How can AI agents balance performance and user preference?
HUMAN-AI COLLABORATION: TRADE-OFFS BETWEEN PERFORMANCE AND PREFERENCES
March 4, 2025
https://arxiv.org/pdf/2503.00248This paper explores how different AI agent designs impact human-AI collaboration in a target interception game. It investigates the trade-off between an AI's performance and how much humans like working with it.
Key points for LLM-based multi-agent systems:
- Human-centric design matters: People prefer AI collaborators that are considerate of human actions and intentions, even if it slightly reduces the AI's individual performance. Features like predictability, transparency, and allowing for meaningful human contribution are crucial.
- Adaptability to context is key: Simpler AI agents were preferred in resource-constrained environments, while more complex agents excelled in resource-rich settings. LLM agents should be designed to dynamically adapt their strategies based on the task's demands.

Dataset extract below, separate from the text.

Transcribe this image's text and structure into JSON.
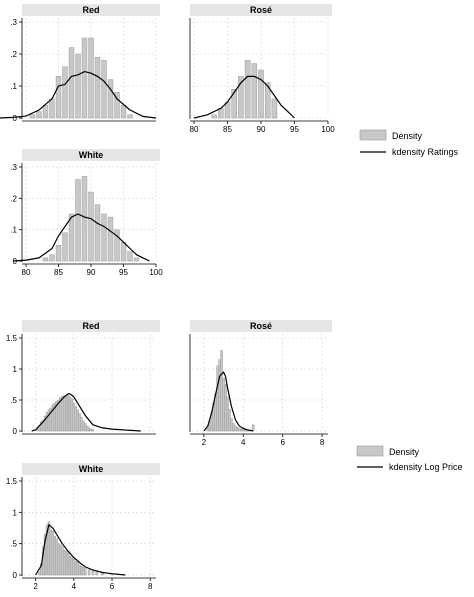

- Subjective metrics are important: How much people like working with an AI is a strong predictor of successful collaboration and can be even more important than objective performance metrics. LLM agents should be evaluated based on both their performance and their perceived collaborative abilities.
- Small changes can have big impacts: Simple modifications to an LLM's inputs or training process (e.g., adding constraints based on human intent) can significantly improve its collaborative behavior without needing a complete overhaul. This allows for iterative design and improvement of LLM-based multi-agent systems.